In TB and IFIs, PET provides detection of early sites of infection and all sites of disease in the body in a single examination, and allows monitoring of treatment of these infections. Monitoring of infections is useful in complex IFIs and TB, where traditional methods of monitoring are often suboptimal.
PET was found to have a predictive value in both TB and IFIs, which can help clinicians consider different treatment options early in the course of infection.

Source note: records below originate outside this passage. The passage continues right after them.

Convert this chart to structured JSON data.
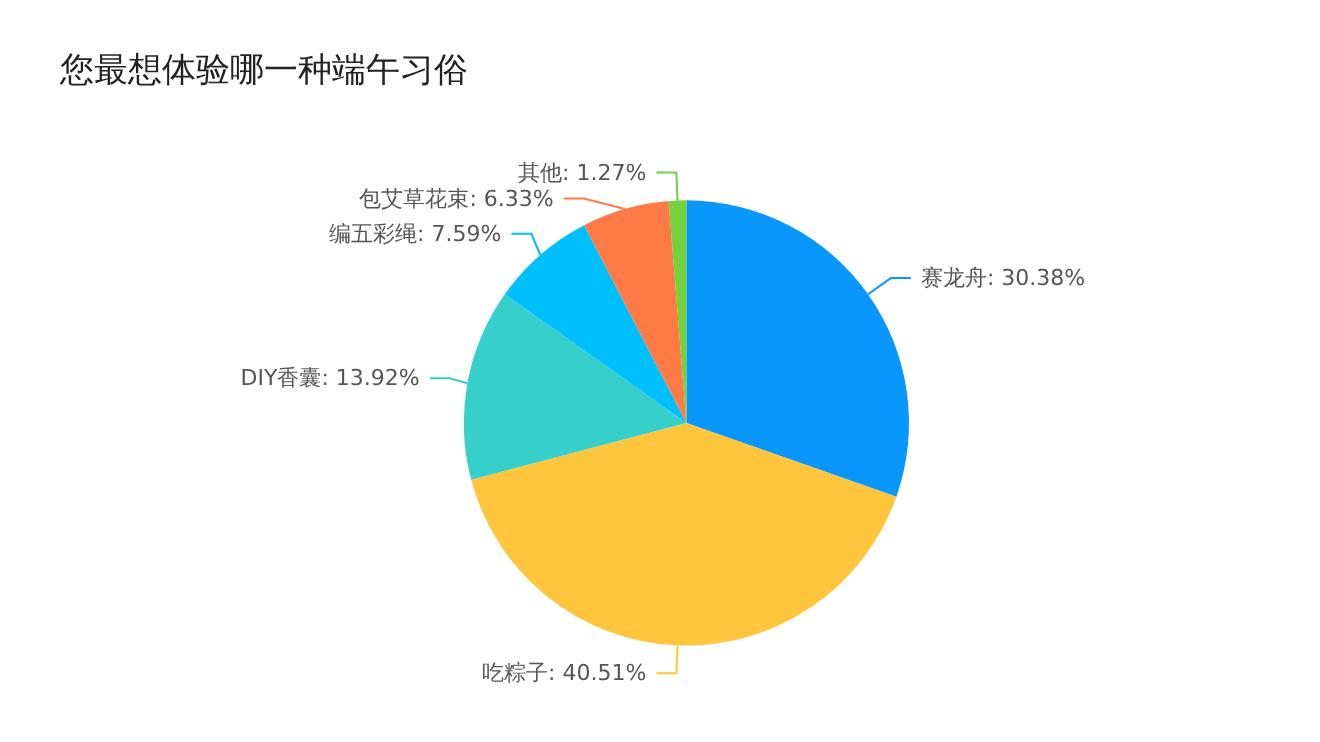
{
  "chart_data": {
    "type": "pie",
    "title": "您最想体验哪一种端午习俗",
    "categories": [
      "赛龙舟",
      "吃粽子",
      "DIY香囊",
      "编五彩绳",
      "包艾草花束",
      "其他"
    ],
    "values": [
      30.38,
      40.51,
      13.92,
      7.59,
      6.33,
      1.27
    ],
    "colors": [
      "#0a97fb",
      "#ffc53d",
      "#36cfc9",
      "#00bfff",
      "#ff7a45",
      "#73d13d"
    ],
    "value_labels": [
      "30.38%",
      "40.51%",
      "13.92%",
      "7.59%",
      "6.33%",
      "1.27%"
    ],
    "legend": false
  }
}
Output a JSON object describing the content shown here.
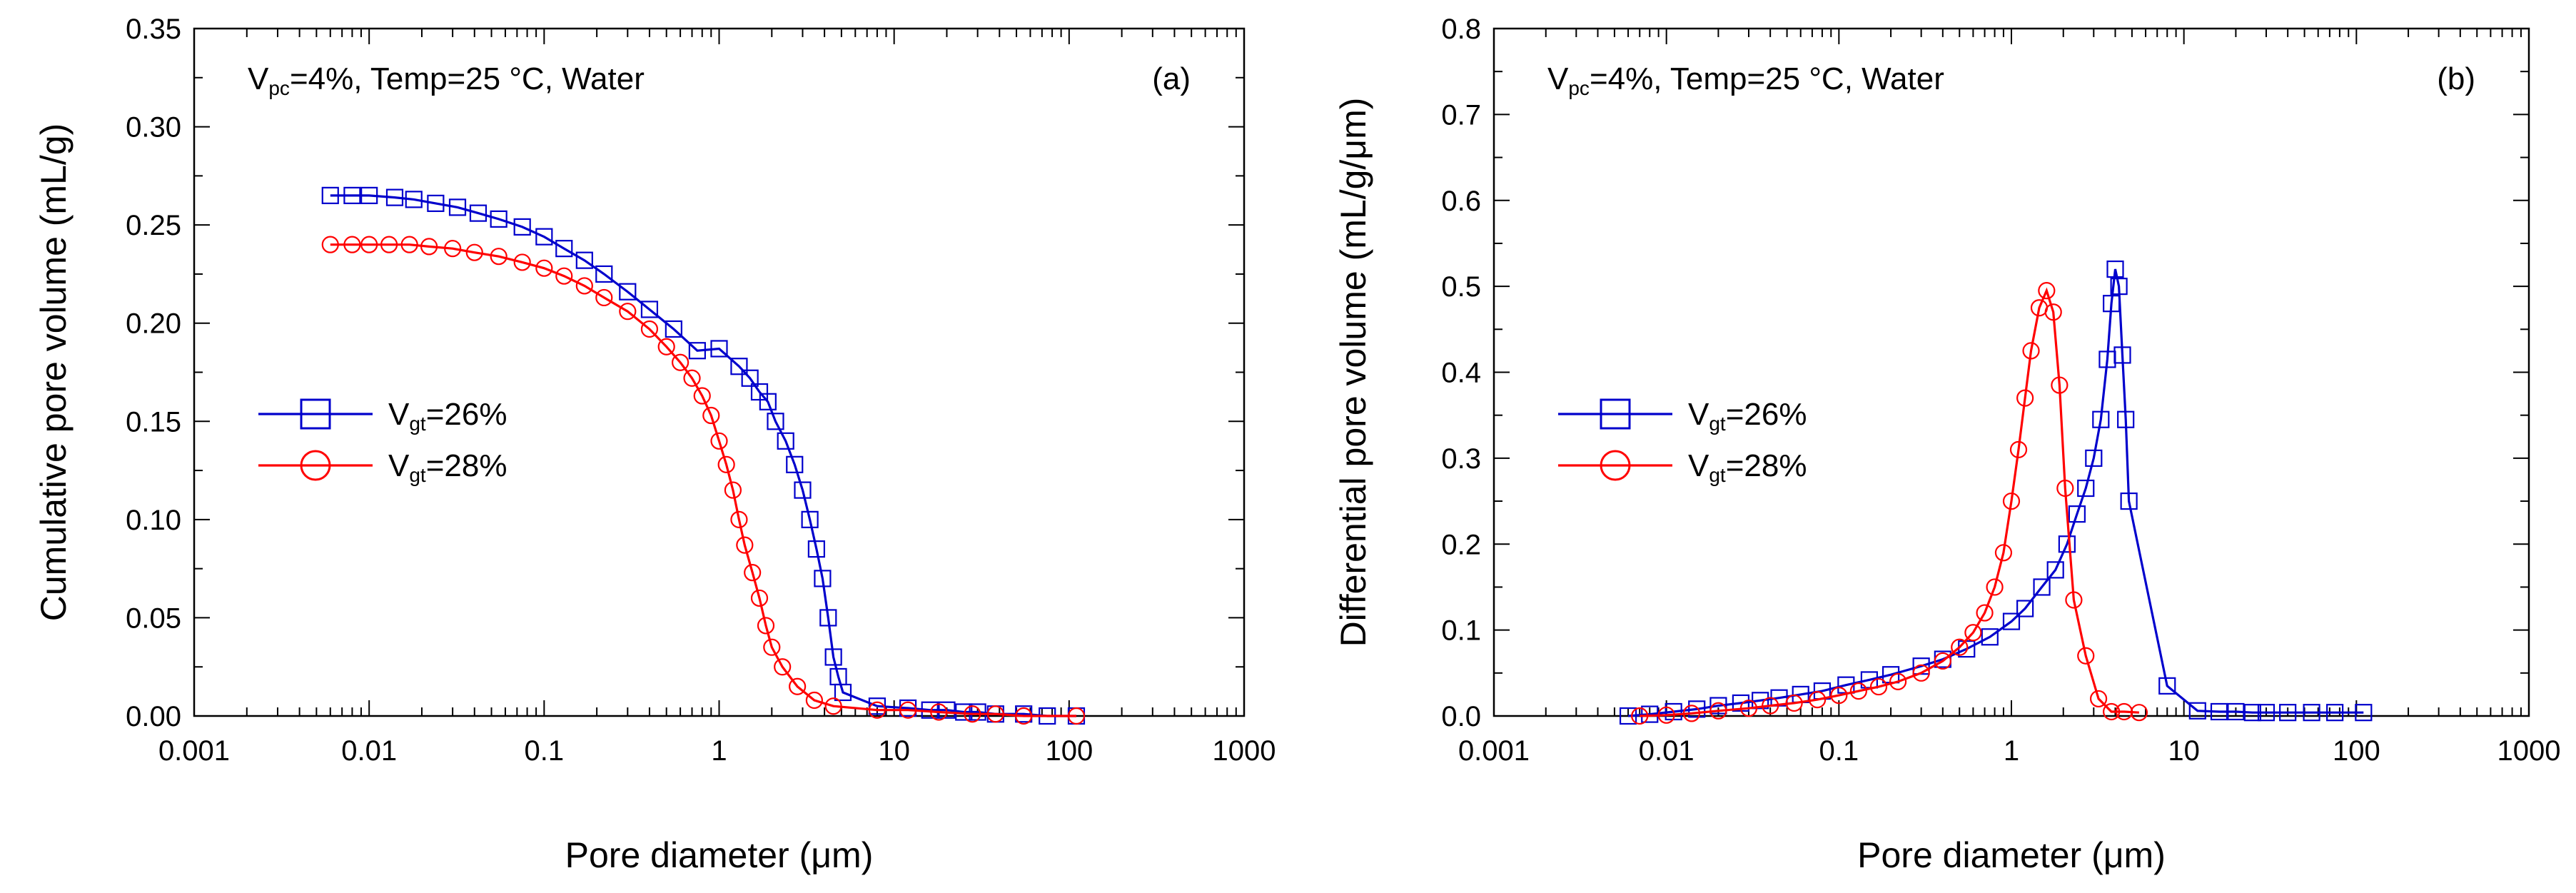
{
  "chart_data": [
    {
      "type": "line",
      "panel_label": "(a)",
      "annotation": {
        "main": "V",
        "sub": "pc",
        "rest": "=4%, Temp=25 °C, Water"
      },
      "xlabel": {
        "main": "Pore diameter (",
        "mu": "μ",
        "rest": "m)"
      },
      "ylabel": "Cumulative pore volume (mL/g)",
      "xscale": "log",
      "xlim": [
        0.001,
        1000
      ],
      "ylim": [
        0,
        0.35
      ],
      "x_ticks": [
        "0.001",
        "0.01",
        "0.1",
        "1",
        "10",
        "100",
        "1000"
      ],
      "y_ticks": [
        "0.00",
        "0.05",
        "0.10",
        "0.15",
        "0.20",
        "0.25",
        "0.30",
        "0.35"
      ],
      "legend_position": "center-left",
      "series": [
        {
          "name": "Vgt=26%",
          "legend": {
            "main": "V",
            "sub": "gt",
            "rest": "=26%"
          },
          "color": "#0000cc",
          "marker": "square",
          "points": [
            [
              0.006,
              0.265
            ],
            [
              0.008,
              0.265
            ],
            [
              0.01,
              0.265
            ],
            [
              0.014,
              0.264
            ],
            [
              0.018,
              0.263
            ],
            [
              0.024,
              0.261
            ],
            [
              0.032,
              0.259
            ],
            [
              0.042,
              0.256
            ],
            [
              0.055,
              0.253
            ],
            [
              0.075,
              0.249
            ],
            [
              0.1,
              0.244
            ],
            [
              0.13,
              0.238
            ],
            [
              0.17,
              0.232
            ],
            [
              0.22,
              0.225
            ],
            [
              0.3,
              0.216
            ],
            [
              0.4,
              0.207
            ],
            [
              0.55,
              0.197
            ],
            [
              0.75,
              0.186
            ],
            [
              1.0,
              0.187
            ],
            [
              1.3,
              0.178
            ],
            [
              1.5,
              0.172
            ],
            [
              1.7,
              0.165
            ],
            [
              1.9,
              0.16
            ],
            [
              2.1,
              0.15
            ],
            [
              2.4,
              0.14
            ],
            [
              2.7,
              0.128
            ],
            [
              3.0,
              0.115
            ],
            [
              3.3,
              0.1
            ],
            [
              3.6,
              0.085
            ],
            [
              3.9,
              0.07
            ],
            [
              4.2,
              0.05
            ],
            [
              4.5,
              0.03
            ],
            [
              4.8,
              0.02
            ],
            [
              5.1,
              0.012
            ],
            [
              8.0,
              0.005
            ],
            [
              12,
              0.004
            ],
            [
              16,
              0.003
            ],
            [
              20,
              0.003
            ],
            [
              25,
              0.002
            ],
            [
              30,
              0.002
            ],
            [
              38,
              0.001
            ],
            [
              55,
              0.001
            ],
            [
              75,
              0.0
            ],
            [
              110,
              0.0
            ]
          ]
        },
        {
          "name": "Vgt=28%",
          "legend": {
            "main": "V",
            "sub": "gt",
            "rest": "=28%"
          },
          "color": "#ff0000",
          "marker": "circle",
          "points": [
            [
              0.006,
              0.24
            ],
            [
              0.008,
              0.24
            ],
            [
              0.01,
              0.24
            ],
            [
              0.013,
              0.24
            ],
            [
              0.017,
              0.24
            ],
            [
              0.022,
              0.239
            ],
            [
              0.03,
              0.238
            ],
            [
              0.04,
              0.236
            ],
            [
              0.055,
              0.234
            ],
            [
              0.075,
              0.231
            ],
            [
              0.1,
              0.228
            ],
            [
              0.13,
              0.224
            ],
            [
              0.17,
              0.219
            ],
            [
              0.22,
              0.213
            ],
            [
              0.3,
              0.206
            ],
            [
              0.4,
              0.197
            ],
            [
              0.5,
              0.188
            ],
            [
              0.6,
              0.18
            ],
            [
              0.7,
              0.172
            ],
            [
              0.8,
              0.163
            ],
            [
              0.9,
              0.153
            ],
            [
              1.0,
              0.14
            ],
            [
              1.1,
              0.128
            ],
            [
              1.2,
              0.115
            ],
            [
              1.3,
              0.1
            ],
            [
              1.4,
              0.087
            ],
            [
              1.55,
              0.073
            ],
            [
              1.7,
              0.06
            ],
            [
              1.85,
              0.046
            ],
            [
              2.0,
              0.035
            ],
            [
              2.3,
              0.025
            ],
            [
              2.8,
              0.015
            ],
            [
              3.5,
              0.008
            ],
            [
              4.5,
              0.005
            ],
            [
              8.0,
              0.003
            ],
            [
              12,
              0.003
            ],
            [
              18,
              0.002
            ],
            [
              28,
              0.001
            ],
            [
              38,
              0.001
            ],
            [
              55,
              0.0
            ],
            [
              110,
              0.0
            ]
          ]
        }
      ]
    },
    {
      "type": "line",
      "panel_label": "(b)",
      "annotation": {
        "main": "V",
        "sub": "pc",
        "rest": "=4%, Temp=25 °C, Water"
      },
      "xlabel": {
        "main": "Pore diameter (",
        "mu": "μ",
        "rest": "m)"
      },
      "ylabel": "Differential pore volume (mL/g/μm)",
      "xscale": "log",
      "xlim": [
        0.001,
        1000
      ],
      "ylim": [
        0,
        0.8
      ],
      "x_ticks": [
        "0.001",
        "0.01",
        "0.1",
        "1",
        "10",
        "100",
        "1000"
      ],
      "y_ticks": [
        "0.0",
        "0.1",
        "0.2",
        "0.3",
        "0.4",
        "0.5",
        "0.6",
        "0.7",
        "0.8"
      ],
      "legend_position": "center-left",
      "series": [
        {
          "name": "Vgt=26%",
          "legend": {
            "main": "V",
            "sub": "gt",
            "rest": "=26%"
          },
          "color": "#0000cc",
          "marker": "square",
          "points": [
            [
              0.006,
              0.0
            ],
            [
              0.008,
              0.002
            ],
            [
              0.011,
              0.005
            ],
            [
              0.015,
              0.008
            ],
            [
              0.02,
              0.012
            ],
            [
              0.027,
              0.015
            ],
            [
              0.035,
              0.018
            ],
            [
              0.045,
              0.021
            ],
            [
              0.06,
              0.025
            ],
            [
              0.08,
              0.029
            ],
            [
              0.11,
              0.036
            ],
            [
              0.15,
              0.042
            ],
            [
              0.2,
              0.048
            ],
            [
              0.3,
              0.058
            ],
            [
              0.4,
              0.066
            ],
            [
              0.55,
              0.078
            ],
            [
              0.75,
              0.092
            ],
            [
              1.0,
              0.11
            ],
            [
              1.2,
              0.125
            ],
            [
              1.5,
              0.15
            ],
            [
              1.8,
              0.17
            ],
            [
              2.1,
              0.2
            ],
            [
              2.4,
              0.235
            ],
            [
              2.7,
              0.265
            ],
            [
              3.0,
              0.3
            ],
            [
              3.3,
              0.345
            ],
            [
              3.6,
              0.415
            ],
            [
              3.8,
              0.48
            ],
            [
              4.0,
              0.52
            ],
            [
              4.2,
              0.5
            ],
            [
              4.4,
              0.42
            ],
            [
              4.6,
              0.345
            ],
            [
              4.8,
              0.25
            ],
            [
              8.0,
              0.035
            ],
            [
              12,
              0.006
            ],
            [
              16,
              0.005
            ],
            [
              20,
              0.005
            ],
            [
              25,
              0.004
            ],
            [
              30,
              0.004
            ],
            [
              40,
              0.004
            ],
            [
              55,
              0.004
            ],
            [
              75,
              0.004
            ],
            [
              110,
              0.004
            ]
          ]
        },
        {
          "name": "Vgt=28%",
          "legend": {
            "main": "V",
            "sub": "gt",
            "rest": "=28%"
          },
          "color": "#ff0000",
          "marker": "circle",
          "points": [
            [
              0.007,
              0.0
            ],
            [
              0.01,
              0.001
            ],
            [
              0.014,
              0.003
            ],
            [
              0.02,
              0.006
            ],
            [
              0.03,
              0.009
            ],
            [
              0.04,
              0.012
            ],
            [
              0.055,
              0.015
            ],
            [
              0.075,
              0.019
            ],
            [
              0.1,
              0.024
            ],
            [
              0.13,
              0.029
            ],
            [
              0.17,
              0.034
            ],
            [
              0.22,
              0.04
            ],
            [
              0.3,
              0.05
            ],
            [
              0.4,
              0.064
            ],
            [
              0.5,
              0.08
            ],
            [
              0.6,
              0.097
            ],
            [
              0.7,
              0.12
            ],
            [
              0.8,
              0.15
            ],
            [
              0.9,
              0.19
            ],
            [
              1.0,
              0.25
            ],
            [
              1.1,
              0.31
            ],
            [
              1.2,
              0.37
            ],
            [
              1.3,
              0.425
            ],
            [
              1.45,
              0.475
            ],
            [
              1.6,
              0.495
            ],
            [
              1.75,
              0.47
            ],
            [
              1.9,
              0.385
            ],
            [
              2.05,
              0.265
            ],
            [
              2.3,
              0.135
            ],
            [
              2.7,
              0.07
            ],
            [
              3.2,
              0.02
            ],
            [
              3.8,
              0.005
            ],
            [
              4.5,
              0.005
            ],
            [
              5.5,
              0.004
            ]
          ]
        }
      ]
    }
  ]
}
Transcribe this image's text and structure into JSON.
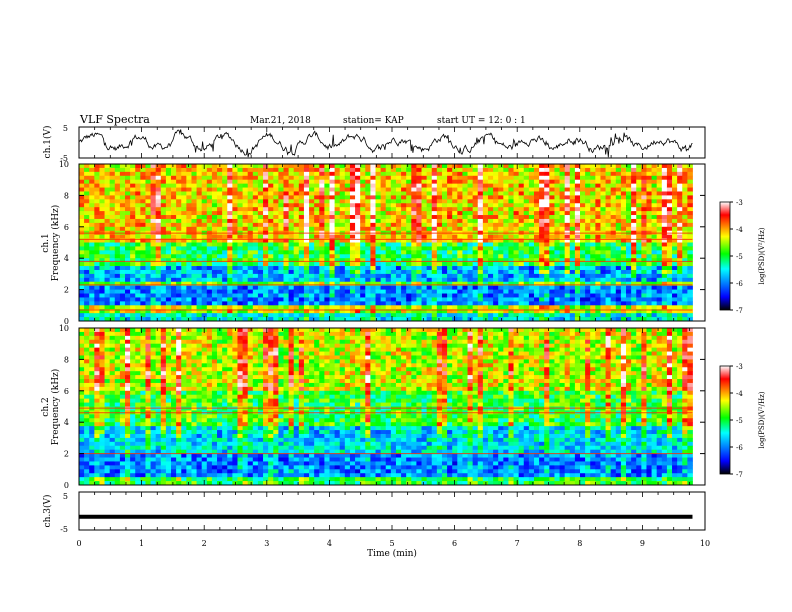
{
  "header": {
    "title": "VLF Spectra",
    "date": "Mar.21, 2018",
    "station": "station= KAP",
    "start": "start UT =  12: 0  : 1"
  },
  "colors": {
    "waveform": "#000000",
    "colormap": [
      "#000000",
      "#0000ff",
      "#00ffff",
      "#00ff00",
      "#ffff00",
      "#ff0000",
      "#ffffff"
    ]
  },
  "chart_data": [
    {
      "type": "line",
      "name": "ch1-waveform",
      "ylabel": "ch.1(V)",
      "ylim": [
        -5,
        5
      ],
      "yticks": [
        "5",
        "-5"
      ],
      "xlim": [
        0,
        10
      ],
      "note_values": "noisy waveform oscillating roughly between -2 and 2 V"
    },
    {
      "type": "heatmap",
      "name": "ch1-spectrogram",
      "ylabel": "ch.1 Frequency (kHz)",
      "ylim": [
        0,
        10
      ],
      "yticks": [
        "0",
        "2",
        "4",
        "6",
        "8",
        "10"
      ],
      "xlim": [
        0,
        10
      ],
      "data_xmax": 9.8,
      "colorbar": {
        "label": "log(PSD)(V²/Hz)",
        "range": [
          -7,
          -3
        ],
        "ticks": [
          "-3",
          "-4",
          "-5",
          "-6",
          "-7"
        ]
      },
      "bands": [
        {
          "from": 0.0,
          "to": 0.6,
          "level": -5.5
        },
        {
          "from": 0.6,
          "to": 1.0,
          "level": -4.5
        },
        {
          "from": 1.0,
          "to": 2.2,
          "level": -6.0
        },
        {
          "from": 2.2,
          "to": 2.6,
          "level": -4.8
        },
        {
          "from": 2.6,
          "to": 3.6,
          "level": -5.8
        },
        {
          "from": 3.6,
          "to": 5.0,
          "level": -5.0
        },
        {
          "from": 5.0,
          "to": 10.0,
          "level": -4.2
        }
      ],
      "lines_khz": [
        0.7,
        2.3,
        3.8,
        5.2,
        5.6
      ]
    },
    {
      "type": "heatmap",
      "name": "ch2-spectrogram",
      "ylabel": "ch.2 Frequency (kHz)",
      "ylim": [
        0,
        10
      ],
      "yticks": [
        "0",
        "2",
        "4",
        "6",
        "8",
        "10"
      ],
      "xlim": [
        0,
        10
      ],
      "data_xmax": 9.8,
      "colorbar": {
        "label": "log(PSD)(V²/Hz)",
        "range": [
          -7,
          -3
        ],
        "ticks": [
          "-3",
          "-4",
          "-5",
          "-6",
          "-7"
        ]
      },
      "bands": [
        {
          "from": 0.0,
          "to": 0.4,
          "level": -5.0
        },
        {
          "from": 0.4,
          "to": 2.0,
          "level": -6.0
        },
        {
          "from": 2.0,
          "to": 3.8,
          "level": -5.6
        },
        {
          "from": 3.8,
          "to": 6.0,
          "level": -4.9
        },
        {
          "from": 6.0,
          "to": 10.0,
          "level": -4.4
        }
      ],
      "lines_khz": [
        2.0,
        4.6,
        4.9
      ]
    },
    {
      "type": "line",
      "name": "ch3-waveform",
      "ylabel": "ch.3(V)",
      "ylim": [
        -5,
        5
      ],
      "yticks": [
        "5",
        "-5"
      ],
      "xlim": [
        0,
        10
      ],
      "x": [
        0,
        9.8
      ],
      "y": [
        -1.5,
        -1.5
      ]
    }
  ],
  "xaxis": {
    "label": "Time (min)",
    "ticks": [
      "0",
      "1",
      "2",
      "3",
      "4",
      "5",
      "6",
      "7",
      "8",
      "9",
      "10"
    ],
    "range": [
      0,
      10
    ]
  }
}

PET imaging is done with different tracers which allow evaluation of different biochemical processes in the body. In the thesis, the advantages of imaging TB with different tracers and the potential role of imaging hypoxia in TB were explored.
Alfred Ankrah
Imaging inflammatory lesions by radiolabelled peptides and antibodies
Nuclear medicine techniques for imaging inflammation have had huge progress and have enormously expanded over the past 20 years. In this monography we have focused mainly on the contribution and the role of molecular nuclear medicine to detect early phases of chronic inflammation by the use of radiolabeled peptides and monoclonal antibodies (mAbs). Even though there is not one single ideal radiopharmaceutical for imaging all chronic inflammatory diseases, a combination of a few of them could be used for the complete understanding of the histopathology and, therefore, to identify a specific and tailored cure. Moreover those novel tools can detect cell bound and the presence of cytokines in inflammatory sites in patients suspected on an inflammatory condition based on laboratory tests. It can also demonstrate active inflammation in patients without systemic inflammatory response and can predict response to treatment. Today clinicians have the possibility to choose between different options according to the purpose and clinical requirements, from radiolabeled cytokines and monoclonal antibodies to radiolabeled somatostatin receptors for diagnostic purposes and for treatment decisions.
Luz Anzola Fuentes
Endocarditis: Improving the chain of care
Infective endocarditis is a life-threatening disease that needs an aggressive diagnostic workup and therapeutic management. Current practice is not yet optimised, leaving room for improvement in the care for patients with (suspected) endocarditis. Due to the complexity of this disease, a high level of expertise from the involved medical specialties and a multidisciplinary approach are needed. We have set up a multidisciplinary research team: “IDENTICAL”, acronym for “Improving Diagnosis of Endocarditis and its Therapy with a focus on prosthetIC material”. In this thesis “Endocarditis, improving the chain of care”, we demonstrated that the diagnostic workup for endocarditis could be improved by using non-invasive imaging techniques (FDG-PET/CT, CTA, leukocyte scintigraphy) in addition to echocardiography. Furthermore, identification of pathogens could be achieved more frequently by sonication of heart valves that were surgically explanted during the active phase. There is also room for therapeutic improvement. Dosing antimicrobial agents, such as gentamicin according to a pharmacokinetic model adjusted to the increased volume distribution in patients admitted to the intensive care-unit, led to optimized serum levels in patients with endocarditis. Furthermore, surgical correction with stentless bioprostheses was a valuable option for a more standardized treatment of severe aortic valve endocarditis complicated by extensive abscess formation. Important changes in the daily care of patients were accomplished based on the research described in this thesis: it led to updates of the hospital protocol for endocarditis. Ultimately, regular multidisciplinary Endocarditis Team meetings are needed to reach a final diagnosis and define the most accurate therapy for each patient.